Figure 3: a, Progression-free survival of patients with initial SD stratified by response status at the 12-month landmark. b, Overall survival of patients with initial SD stratified by response status at the 12-month landmark.
Notably, patients with initial SD who transitioned to PR or CR by 12 months had survival outcomes comparable to those with initial PR or CR, respectively. This underlines that early SD is not necessarily a poor prognostic sign.

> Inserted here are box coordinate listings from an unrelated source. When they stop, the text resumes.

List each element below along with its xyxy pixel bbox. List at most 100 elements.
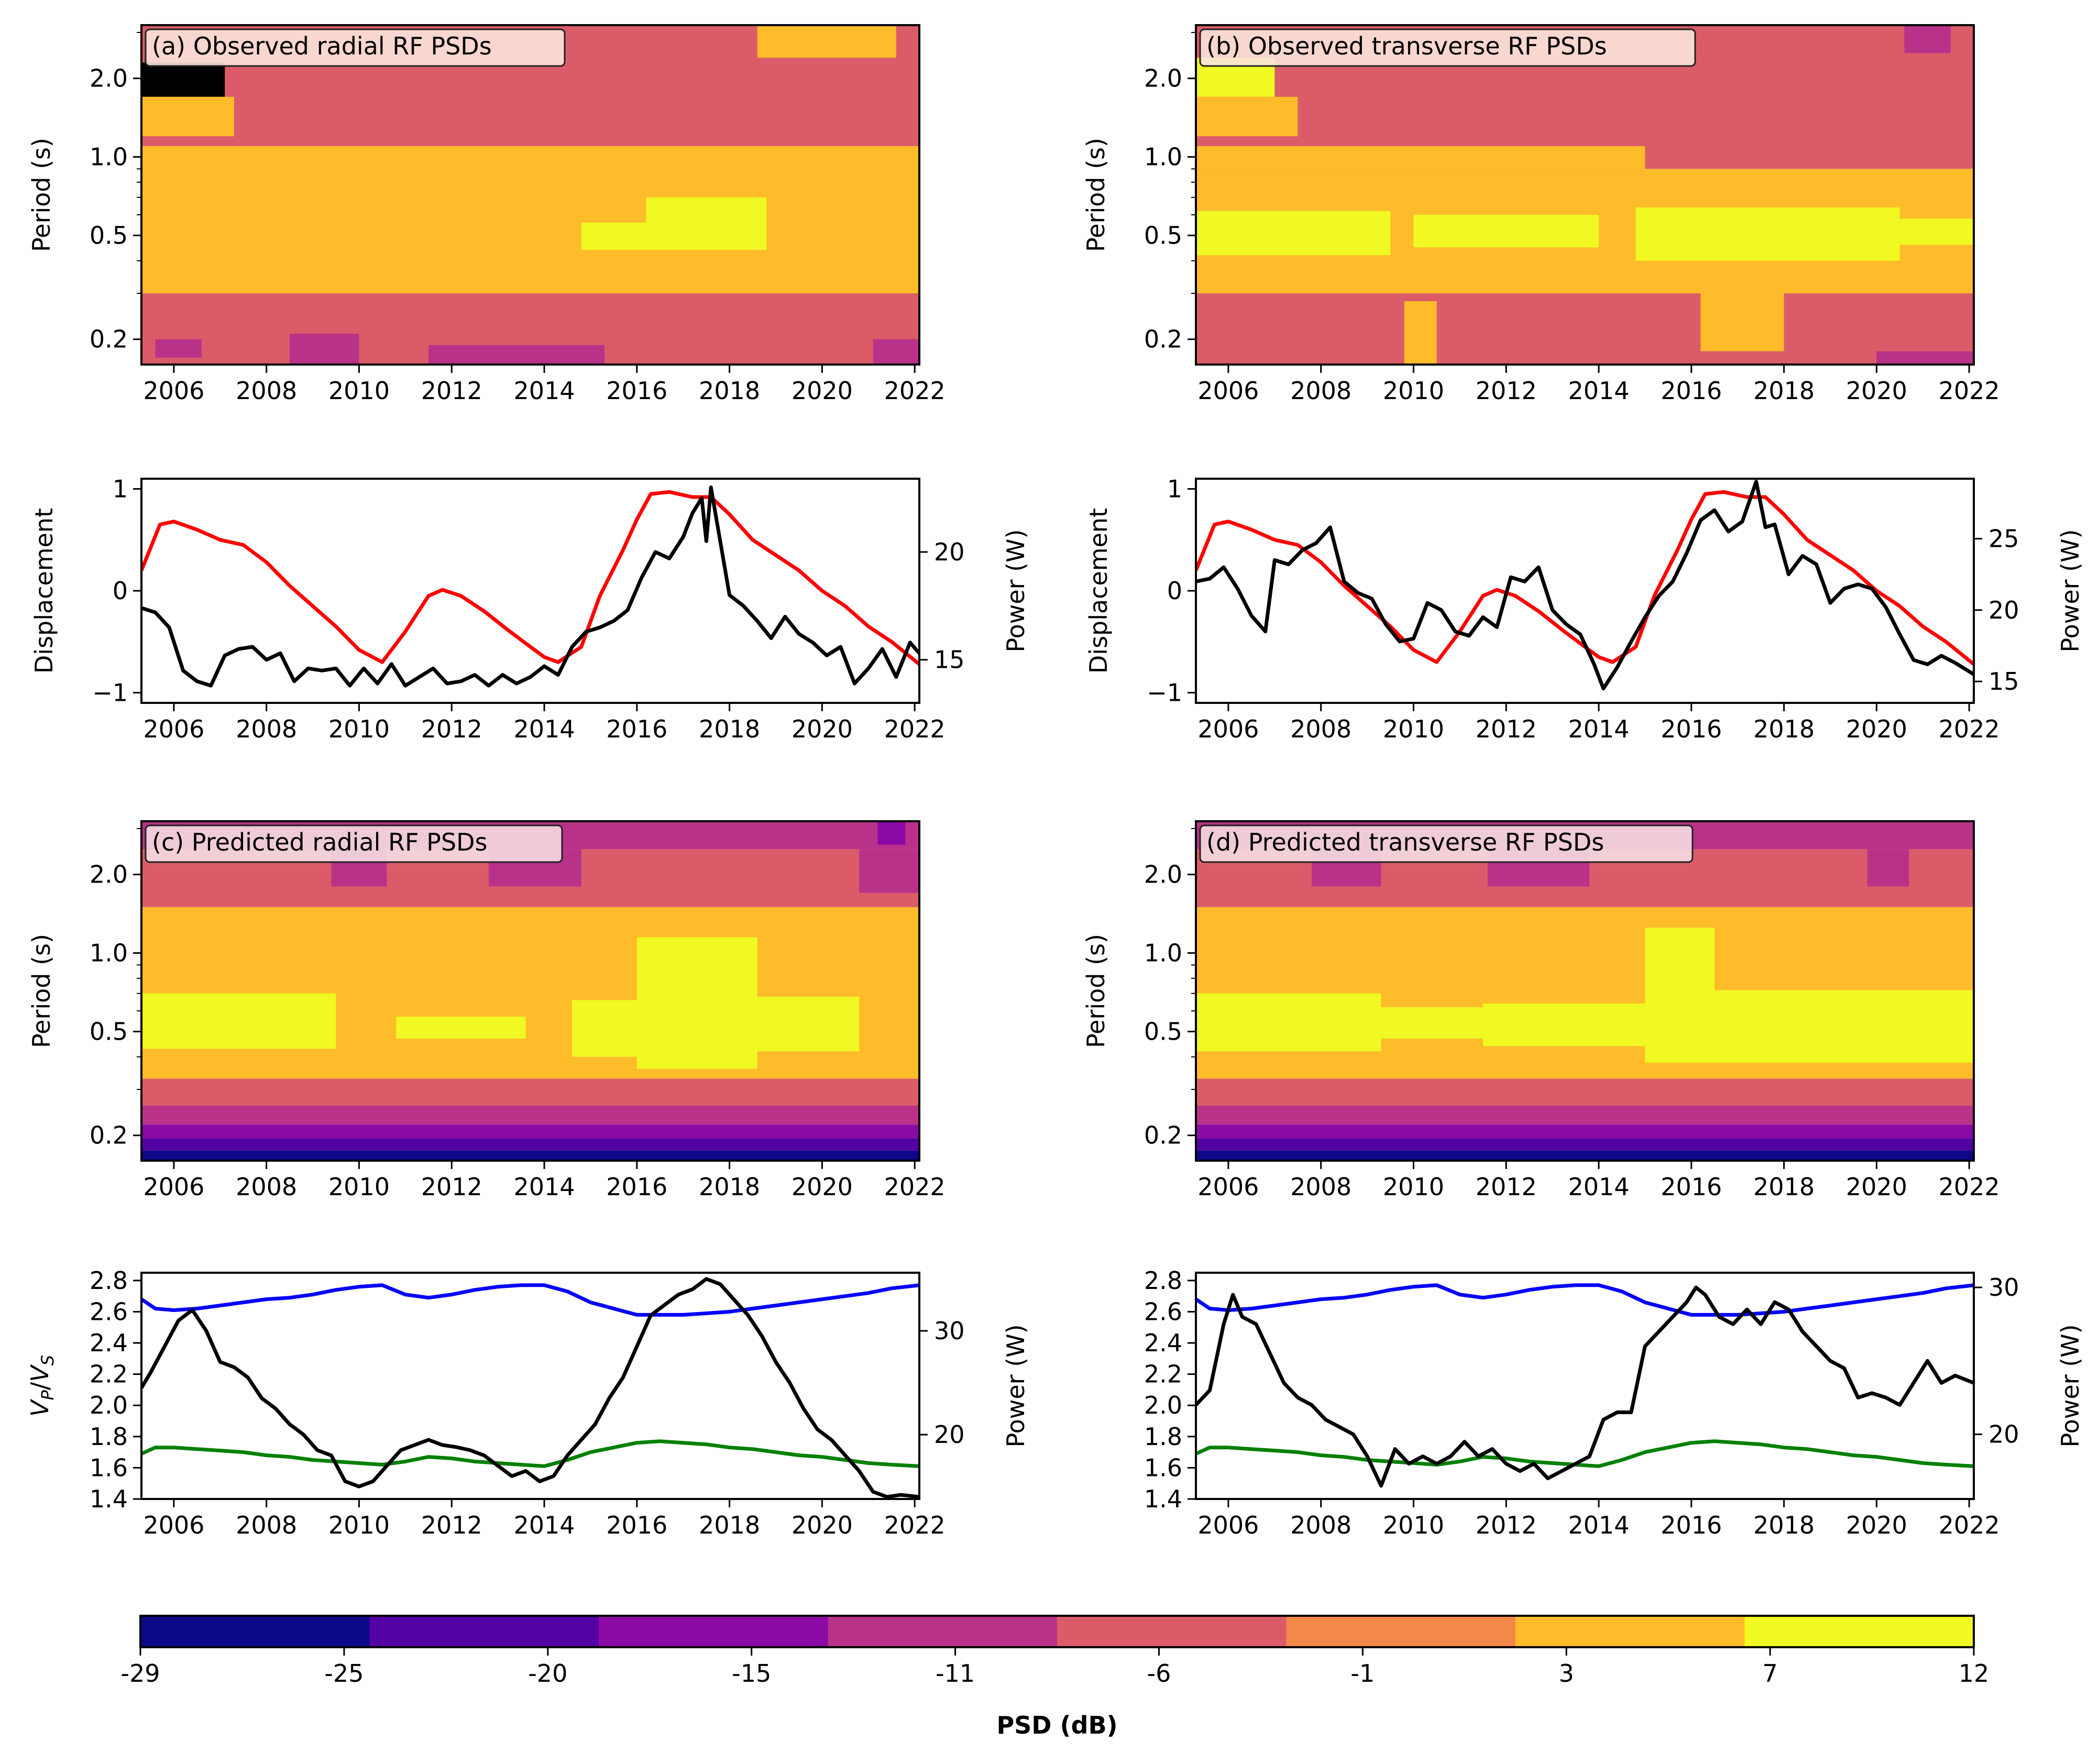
y-tick-label: 2.0	[90, 1391, 128, 1419]
colorbar-frame	[139, 1615, 1975, 1648]
colorbar-tick-label: -20	[528, 1659, 567, 1688]
y-tick-label: 1	[1167, 475, 1182, 503]
heatmap-cell	[1483, 1004, 1645, 1046]
heatmap-cell	[1196, 211, 1391, 256]
y-tick-label: 2.2	[90, 1360, 128, 1388]
x-tick-label: 2020	[792, 1511, 853, 1539]
y2-tick-label: 25	[1988, 524, 2019, 553]
heatmap-cell	[1867, 849, 1909, 887]
x-tick-label: 2006	[1197, 377, 1259, 405]
colorbar-tick-label: -29	[120, 1659, 160, 1688]
x-tick-label: 2018	[1753, 1511, 1815, 1539]
x-tick-label: 2018	[1753, 715, 1815, 743]
y-tick-label: 1.4	[90, 1485, 128, 1513]
panel-a-title: (a) Observed radial RF PSDs	[152, 32, 492, 60]
panel-a2-y2label: Power (W)	[1002, 529, 1030, 652]
colorbar-tick-label: -6	[1147, 1659, 1171, 1688]
y-tick-label: 2.4	[90, 1329, 128, 1357]
colorbar-cell	[599, 1616, 828, 1647]
heatmap-cell	[877, 821, 906, 845]
heatmap-cell	[581, 223, 646, 250]
y-tick-label: 0.5	[1144, 222, 1182, 250]
y-tick-label: 2.8	[1144, 1266, 1182, 1295]
y-tick-label: 2.0	[90, 861, 128, 889]
x-tick-label: 2016	[606, 377, 667, 405]
x-tick-label: 2006	[143, 715, 204, 743]
y-tick-label: 2.0	[1144, 64, 1182, 93]
x-tick-label: 2006	[1197, 715, 1259, 743]
panel-c: 2006 2008 2010 2012 2014 2016 2018 2020 2022 0.2 0…	[27, 820, 946, 1201]
heatmap-cell	[1196, 1138, 1974, 1151]
colorbar-ticks: -29 -25 -20 -15 -11 -6 -1 3 7 12	[120, 1647, 1989, 1688]
x-tick-label: 2020	[792, 1173, 853, 1201]
heatmap-cell	[1381, 1007, 1483, 1039]
y-tick-label: 0.5	[90, 1018, 128, 1046]
colorbar-tick-label: -1	[1350, 1659, 1375, 1688]
x-tick-label: 2022	[884, 1173, 946, 1201]
y2-tick-label: 20	[934, 1420, 965, 1449]
x-tick-label: 2016	[1661, 715, 1722, 743]
panel-b2-y2label: Power (W)	[2056, 529, 2084, 652]
x-tick-label: 2016	[606, 1511, 667, 1539]
x-tick-label: 2008	[1290, 1511, 1351, 1539]
y-tick-label: 1.6	[1144, 1453, 1182, 1482]
series-line	[141, 1439, 919, 1468]
y-tick-label: 2.4	[1144, 1329, 1182, 1357]
colorbar-cell	[369, 1616, 599, 1647]
colorbar-tick-label: 12	[1959, 1659, 1990, 1688]
series-line	[1196, 1439, 1974, 1468]
x-tick-label: 2022	[884, 1511, 946, 1539]
panel-c2: 2006 2008 2010 2012 2014 2016 2018 2020 2022 1.4 1…	[26, 1266, 1030, 1539]
colorbar-tick-label: 3	[1559, 1659, 1574, 1688]
x-tick-label: 2022	[1939, 715, 2000, 743]
heatmap-cell	[141, 146, 919, 294]
x-tick-label: 2022	[1939, 377, 2000, 405]
panel-d2-frame	[1195, 1272, 1975, 1500]
y-tick-label: 0	[113, 577, 128, 605]
panel-c2-frame	[140, 1272, 920, 1500]
colorbar-cell	[140, 1616, 370, 1647]
y2-tick-label: 30	[934, 1317, 965, 1345]
heatmap-c	[141, 821, 919, 1161]
x-tick-label: 2012	[421, 1173, 482, 1201]
x-tick-label: 2018	[699, 715, 760, 743]
x-tick-label: 2020	[1846, 377, 1907, 405]
panel-a-ylabel: Period (s)	[27, 138, 56, 252]
series-line	[1196, 1283, 1974, 1317]
heatmap-cell	[1196, 1150, 1974, 1161]
x-tick-label: 2008	[1290, 1173, 1351, 1201]
y-tick-label: 2.6	[1144, 1297, 1182, 1326]
colorbar-cell	[1286, 1616, 1516, 1647]
heatmap-cell	[1404, 301, 1437, 365]
heatmap-cell	[155, 339, 202, 358]
heatmap-a	[141, 25, 919, 365]
panel-b: 2006 2008 2010 2012 2014 2016 2018 2020 2022 0.2 0…	[1082, 24, 2000, 405]
heatmap-cell	[396, 1017, 526, 1039]
series-line	[1196, 480, 1974, 691]
x-tick-label: 2014	[513, 377, 575, 405]
heatmap-cell	[1635, 207, 1900, 261]
heatmap-cell	[1196, 146, 1645, 169]
lines-a2	[141, 486, 919, 688]
x-tick-label: 2018	[1753, 377, 1815, 405]
panel-b-title: (b) Observed transverse RF PSDs	[1206, 32, 1607, 60]
colorbar-cell	[1057, 1616, 1287, 1647]
panel-c-title: (c) Predicted radial RF PSDs	[152, 828, 487, 856]
x-tick-label: 2006	[143, 1173, 204, 1201]
x-tick-label: 2018	[1753, 1173, 1815, 1201]
panel-d2-y2label: Power (W)	[2056, 1324, 2084, 1447]
x-tick-label: 2016	[1661, 1511, 1722, 1539]
colorbar-label: PSD (dB)	[996, 1711, 1117, 1739]
x-tick-label: 2006	[143, 377, 204, 405]
panel-b-title-box: (b) Observed transverse RF PSDs	[1199, 28, 1696, 67]
heatmap-cell	[1645, 928, 1715, 1063]
colorbar-tick-label: -11	[936, 1659, 975, 1688]
heatmap-cell	[289, 334, 359, 365]
heatmap-cell	[141, 62, 225, 97]
x-tick-label: 2018	[699, 377, 760, 405]
x-tick-label: 2008	[236, 1511, 297, 1539]
y2-tick-label: 20	[1988, 1420, 2019, 1449]
colorbar-tick-label: -25	[324, 1659, 364, 1688]
y-tick-label: 2.2	[1144, 1360, 1182, 1388]
x-tick-label: 2008	[236, 715, 297, 743]
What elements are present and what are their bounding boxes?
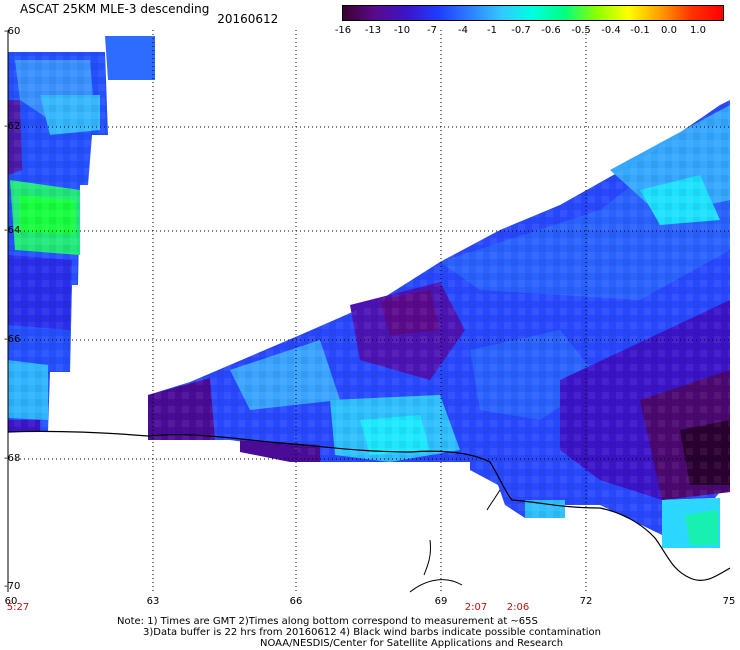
color-scale-labels: -16 -13 -10 -7 -4 -1 -0.7 -0.6 -0.5 -0.4… (320, 25, 740, 39)
footer-credit: NOAA/NESDIS/Center for Satellite Applica… (260, 638, 564, 649)
footer-note-2: 3)Data buffer is 22 hrs from 20160612 4)… (143, 627, 601, 638)
swath-left (8, 36, 155, 432)
lon-label: 60 (4, 596, 18, 607)
cb-label: -1 (487, 25, 497, 36)
cb-label: -0.5 (571, 25, 591, 36)
time-label: 5:27 (6, 602, 30, 613)
swath-main (148, 100, 730, 548)
cb-label: -0.4 (601, 25, 621, 36)
lon-label: 69 (434, 596, 448, 607)
lon-label: 72 (579, 596, 593, 607)
cb-label: 1.0 (690, 25, 706, 36)
footer-note-1: Note: 1) Times are GMT 2)Times along bot… (117, 616, 538, 627)
graticule (8, 30, 730, 592)
time-label: 2:06 (506, 602, 530, 613)
lat-label: -70 (4, 581, 21, 592)
map-title: ASCAT 25KM MLE-3 descending 20160612 (20, 2, 278, 26)
lon-label: 63 (146, 596, 160, 607)
lat-label: -60 (4, 26, 21, 37)
cb-label: -16 (334, 25, 352, 36)
coastline (7, 430, 731, 581)
lat-label: -66 (4, 334, 21, 345)
lon-label: 66 (289, 596, 303, 607)
lat-label: -62 (4, 121, 21, 132)
time-label: 2:07 (464, 602, 488, 613)
cb-label: -0.7 (511, 25, 531, 36)
lon-label: 75 (722, 596, 736, 607)
lat-label: -64 (4, 225, 21, 236)
title-text: ASCAT 25KM MLE-3 descending (20, 2, 210, 16)
cb-label: -4 (458, 25, 468, 36)
lat-label: -68 (4, 453, 21, 464)
cb-label: -13 (364, 25, 382, 36)
cb-label: -0.6 (541, 25, 561, 36)
cb-label: -0.1 (630, 25, 650, 36)
color-scale-bar (342, 5, 724, 21)
title-date: 20160612 (217, 12, 279, 26)
cb-label: -7 (427, 25, 437, 36)
cb-label: 0.0 (661, 25, 677, 36)
cb-label: -10 (393, 25, 411, 36)
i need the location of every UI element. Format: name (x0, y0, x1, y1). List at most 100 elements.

Who are the late responders?
To help distinguish patients likely to become late responders from those at higher risk of progression, we explored several baseline characteristics and biological markers as possible predictors. In a multivariable analysis, BRAF wildtype and PD-L1 expression ≥1% were both associated with improved progression-free survival. Conversely, advanced stage (M1d) and poorer performance status at baseline predicted worse overall survival.
We also looked at a subset of patients evaluated by FDG-PET/CT imaging. Among those with initial SD, patients who showed concomitant decreasing metabolic activity had a numerically lower risk of progression, suggesting a role for metabolic response as an early predictor of benefit, even when the CT scans are inconclusive.
Why this matters for patients and clinicians
Immunotherapy has fundamentally altered the treatment and prognosis of patients with melanoma and many other cancers. But the distinct kinetics and response patterns sometimes seen with immunotherapies demand a more nuanced interpretation of early imaging.
While a first scan showing SD may feel ambiguous, our findings suggest it should not necessarily be seen as discouraging. For many patients, SD marks the beginning of a path toward a response and even long-term control. As clinicians, being aware of the potential for delayed responses and predictors indicating either subsequent benefit or progression will be key to optimizing the treatment of these patients. Ultimately, we hope this work brings clarity to an uncertain early phase in the treatment of patients with melanoma and can help guide the shared decision-making between physicians and patients.